4. At least seven days prior to discharge a team meeting involving the child, the person who lawfully may act on behalf of the child, the facility treatment team, and related community services providers must take place to ensure the continuity of services consistent with the child's treatment needs after discharge. As part of the discharge planning requirements, facilities shall:
a. Identify a prescribing provider in the community and schedule an outpatient visit;
b. Ensure the child has a seven-day supply of needed medication and a written prescription for medication to last through the first outpatient visit in the community with a prescribing provider; and
c. Include documentation of the medication plan and arrangements for the outpatient visit in the medical records in the child's case file. If medication has been used during the child's treatment in the facility but is not needed upon discharge, the reason the medication is being discontinued must be documented in the medical records in the child's case file.

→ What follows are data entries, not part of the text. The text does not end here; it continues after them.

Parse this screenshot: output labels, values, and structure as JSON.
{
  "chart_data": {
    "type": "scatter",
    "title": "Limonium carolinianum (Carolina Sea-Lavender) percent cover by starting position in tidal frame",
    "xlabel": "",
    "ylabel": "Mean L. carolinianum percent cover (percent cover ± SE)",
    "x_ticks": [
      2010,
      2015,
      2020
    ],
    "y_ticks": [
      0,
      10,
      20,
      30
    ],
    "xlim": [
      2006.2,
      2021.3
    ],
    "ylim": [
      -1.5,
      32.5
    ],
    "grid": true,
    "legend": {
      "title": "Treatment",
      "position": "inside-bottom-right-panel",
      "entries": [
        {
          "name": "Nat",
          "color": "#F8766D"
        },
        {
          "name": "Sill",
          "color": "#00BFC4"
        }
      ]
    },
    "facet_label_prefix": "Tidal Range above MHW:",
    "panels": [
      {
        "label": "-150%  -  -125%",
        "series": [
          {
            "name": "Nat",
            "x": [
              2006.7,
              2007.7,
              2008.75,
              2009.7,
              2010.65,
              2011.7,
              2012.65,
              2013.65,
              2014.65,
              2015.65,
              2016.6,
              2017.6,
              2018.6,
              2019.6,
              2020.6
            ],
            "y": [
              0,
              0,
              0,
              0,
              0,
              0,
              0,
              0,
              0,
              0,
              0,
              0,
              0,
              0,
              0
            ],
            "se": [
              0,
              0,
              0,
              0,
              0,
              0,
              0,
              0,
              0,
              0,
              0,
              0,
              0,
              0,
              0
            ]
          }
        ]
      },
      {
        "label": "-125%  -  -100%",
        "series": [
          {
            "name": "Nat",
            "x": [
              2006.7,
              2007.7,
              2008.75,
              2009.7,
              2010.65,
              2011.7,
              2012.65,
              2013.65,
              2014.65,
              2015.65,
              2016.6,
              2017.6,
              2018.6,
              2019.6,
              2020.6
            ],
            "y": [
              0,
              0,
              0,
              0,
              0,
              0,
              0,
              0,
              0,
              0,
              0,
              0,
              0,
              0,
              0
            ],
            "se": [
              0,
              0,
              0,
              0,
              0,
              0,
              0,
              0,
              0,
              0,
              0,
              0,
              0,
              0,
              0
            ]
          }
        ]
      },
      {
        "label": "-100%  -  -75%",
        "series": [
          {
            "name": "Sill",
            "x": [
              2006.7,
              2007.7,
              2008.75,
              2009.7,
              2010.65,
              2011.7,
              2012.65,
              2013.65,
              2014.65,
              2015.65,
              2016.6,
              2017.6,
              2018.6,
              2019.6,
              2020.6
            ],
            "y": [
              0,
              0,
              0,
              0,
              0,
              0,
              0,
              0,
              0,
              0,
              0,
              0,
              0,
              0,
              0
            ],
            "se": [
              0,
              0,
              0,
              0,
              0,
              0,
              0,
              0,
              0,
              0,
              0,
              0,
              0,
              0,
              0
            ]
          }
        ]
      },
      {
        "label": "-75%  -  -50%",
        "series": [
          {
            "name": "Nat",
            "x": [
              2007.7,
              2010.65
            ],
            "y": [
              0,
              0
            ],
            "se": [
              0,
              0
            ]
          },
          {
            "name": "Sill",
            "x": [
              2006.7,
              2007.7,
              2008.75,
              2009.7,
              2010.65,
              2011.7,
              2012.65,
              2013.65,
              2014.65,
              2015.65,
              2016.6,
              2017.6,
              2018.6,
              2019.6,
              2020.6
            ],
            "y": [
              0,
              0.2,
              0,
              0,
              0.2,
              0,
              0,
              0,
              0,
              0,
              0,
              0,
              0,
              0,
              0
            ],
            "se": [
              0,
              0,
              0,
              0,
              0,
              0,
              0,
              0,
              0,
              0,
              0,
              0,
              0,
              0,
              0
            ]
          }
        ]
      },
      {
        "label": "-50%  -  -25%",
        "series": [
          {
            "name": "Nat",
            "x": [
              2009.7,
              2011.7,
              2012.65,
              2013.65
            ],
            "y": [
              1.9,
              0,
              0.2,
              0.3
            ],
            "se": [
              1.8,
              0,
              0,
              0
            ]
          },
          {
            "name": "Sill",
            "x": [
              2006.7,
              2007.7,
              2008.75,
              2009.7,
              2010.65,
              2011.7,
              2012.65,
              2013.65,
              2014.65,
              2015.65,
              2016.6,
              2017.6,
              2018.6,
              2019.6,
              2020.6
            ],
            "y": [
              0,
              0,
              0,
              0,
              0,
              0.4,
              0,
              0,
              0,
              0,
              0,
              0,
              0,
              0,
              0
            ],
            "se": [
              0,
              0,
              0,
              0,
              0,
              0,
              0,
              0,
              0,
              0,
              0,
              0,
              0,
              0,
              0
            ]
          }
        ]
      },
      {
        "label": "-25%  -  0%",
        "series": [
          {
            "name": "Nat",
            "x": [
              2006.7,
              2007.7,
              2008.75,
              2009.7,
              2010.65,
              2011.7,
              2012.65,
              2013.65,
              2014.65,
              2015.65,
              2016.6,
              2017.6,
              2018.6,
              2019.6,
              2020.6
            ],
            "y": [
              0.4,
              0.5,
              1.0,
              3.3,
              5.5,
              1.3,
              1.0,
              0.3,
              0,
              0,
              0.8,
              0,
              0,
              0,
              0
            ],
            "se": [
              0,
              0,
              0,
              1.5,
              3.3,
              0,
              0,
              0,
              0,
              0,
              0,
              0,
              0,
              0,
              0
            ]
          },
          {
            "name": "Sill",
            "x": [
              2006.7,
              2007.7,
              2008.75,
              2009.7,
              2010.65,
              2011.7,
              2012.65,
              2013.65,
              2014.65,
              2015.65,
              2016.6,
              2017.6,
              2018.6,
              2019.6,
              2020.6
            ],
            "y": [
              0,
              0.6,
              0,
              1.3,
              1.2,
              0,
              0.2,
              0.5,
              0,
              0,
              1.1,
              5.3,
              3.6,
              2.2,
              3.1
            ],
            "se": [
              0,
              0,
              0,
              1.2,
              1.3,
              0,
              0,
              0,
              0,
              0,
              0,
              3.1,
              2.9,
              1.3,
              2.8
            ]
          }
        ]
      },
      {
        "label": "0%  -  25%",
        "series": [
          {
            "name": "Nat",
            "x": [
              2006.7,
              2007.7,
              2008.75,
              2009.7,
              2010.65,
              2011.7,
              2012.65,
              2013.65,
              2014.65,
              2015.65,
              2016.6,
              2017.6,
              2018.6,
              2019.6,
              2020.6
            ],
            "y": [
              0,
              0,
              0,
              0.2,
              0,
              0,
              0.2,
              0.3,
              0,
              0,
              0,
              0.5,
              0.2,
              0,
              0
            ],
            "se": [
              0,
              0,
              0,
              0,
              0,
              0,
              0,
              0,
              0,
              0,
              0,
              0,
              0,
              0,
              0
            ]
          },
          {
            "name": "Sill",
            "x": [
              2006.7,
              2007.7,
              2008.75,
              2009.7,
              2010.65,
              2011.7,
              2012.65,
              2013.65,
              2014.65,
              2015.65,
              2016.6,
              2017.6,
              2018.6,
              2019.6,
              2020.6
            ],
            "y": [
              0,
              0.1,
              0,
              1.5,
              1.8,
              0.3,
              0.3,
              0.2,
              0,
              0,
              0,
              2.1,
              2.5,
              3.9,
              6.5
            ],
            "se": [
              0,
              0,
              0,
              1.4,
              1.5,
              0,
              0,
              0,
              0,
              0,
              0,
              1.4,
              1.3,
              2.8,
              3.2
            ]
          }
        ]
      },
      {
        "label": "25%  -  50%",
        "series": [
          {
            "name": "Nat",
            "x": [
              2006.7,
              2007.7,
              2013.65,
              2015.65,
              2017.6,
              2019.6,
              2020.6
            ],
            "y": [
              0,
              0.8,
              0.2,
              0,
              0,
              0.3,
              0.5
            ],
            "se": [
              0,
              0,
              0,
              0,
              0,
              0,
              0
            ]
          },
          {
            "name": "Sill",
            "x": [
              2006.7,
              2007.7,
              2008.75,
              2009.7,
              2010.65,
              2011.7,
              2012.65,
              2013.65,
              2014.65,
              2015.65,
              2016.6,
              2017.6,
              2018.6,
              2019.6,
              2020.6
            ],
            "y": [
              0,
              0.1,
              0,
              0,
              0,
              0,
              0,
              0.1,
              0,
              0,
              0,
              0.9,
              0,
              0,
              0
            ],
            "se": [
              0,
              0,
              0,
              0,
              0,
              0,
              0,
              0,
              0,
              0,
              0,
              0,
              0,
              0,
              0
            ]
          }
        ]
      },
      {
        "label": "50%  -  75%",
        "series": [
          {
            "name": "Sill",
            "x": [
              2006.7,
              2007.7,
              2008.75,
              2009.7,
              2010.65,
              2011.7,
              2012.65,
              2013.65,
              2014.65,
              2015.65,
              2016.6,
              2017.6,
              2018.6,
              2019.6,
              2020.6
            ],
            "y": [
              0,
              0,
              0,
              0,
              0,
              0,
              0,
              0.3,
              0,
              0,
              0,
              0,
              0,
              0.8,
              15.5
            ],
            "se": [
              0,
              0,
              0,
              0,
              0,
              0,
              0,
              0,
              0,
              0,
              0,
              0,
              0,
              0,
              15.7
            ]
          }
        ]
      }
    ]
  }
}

5. The discharge committee shall review and approve each discharge from a facility prior to the discharge. The discharge committee must include the following:
a. Tier 1 mental health professional;
b. Attending therapist;
c. Assigned social worker;
d. Facility nurse;
e. Facility educator;
f. Facility residential staff; and
g. A person who lawfully may act on behalf of the child.
6. The facility shall assist the child and the person who lawfully may act on behalf of the child in preparing for the transition from residential treatment to return the child home, to a foster family, adoptive family, an institution, or to the home of relatives.
7. The facility treatment team shall develop a discharge plan that ensures appropriate appointments are scheduled, based on the child's needs and input from the person who lawfully may act on behalf of the child, as part of the post discharge plan. Appointments must support continuity of care addressing needs for individual therapy, psychiatric services and educational services, and other services or supports that may be appropriate. The facility treatment team shall provide a copy of the plan to the person who lawfully may act on behalf of the child and a copy must remain in the chart.
8. If a discharge is not anticipated at least thirty calendar days ahead of time, the discharge is considered unplanned and the facility shall:
a. Hold a discharge planning meeting involving the child, custodian, parent, guardian, facility treatment team, additional family members, and any other relevant parties. This meeting must allow relevant parties time to review the discharge plan and aftercare engagement strategies while discussing services needed to best meet the needs of the child; and
b. Create and provide in writing a finalized discharge and aftercare plan to the custodian and parent or guardian at least seven days before the child's discharge.
9. A child's discharge from the facility may not be based on the child's need for short-term inpatient treatment at a psychiatric facility.
10. The facility may not discharge a child without community-based support services in place. If a child does not have a home or safe place for discharge, the facility shall work with the legal custodian or placing agency to implement a safety plan for the child until a safe place is available.

N.D. Admin Code 75-03-17-12

Amended by Administrative Rules Supplement 2014-352, April 2014, effective April 1, 2014. .
Amended by Administrative Rules Supplement 2016-360, April 2016, effective 4/1/2016.
Amended by Administrative Rules Supplement 2022-385, July 2022, effective 7/1/2022.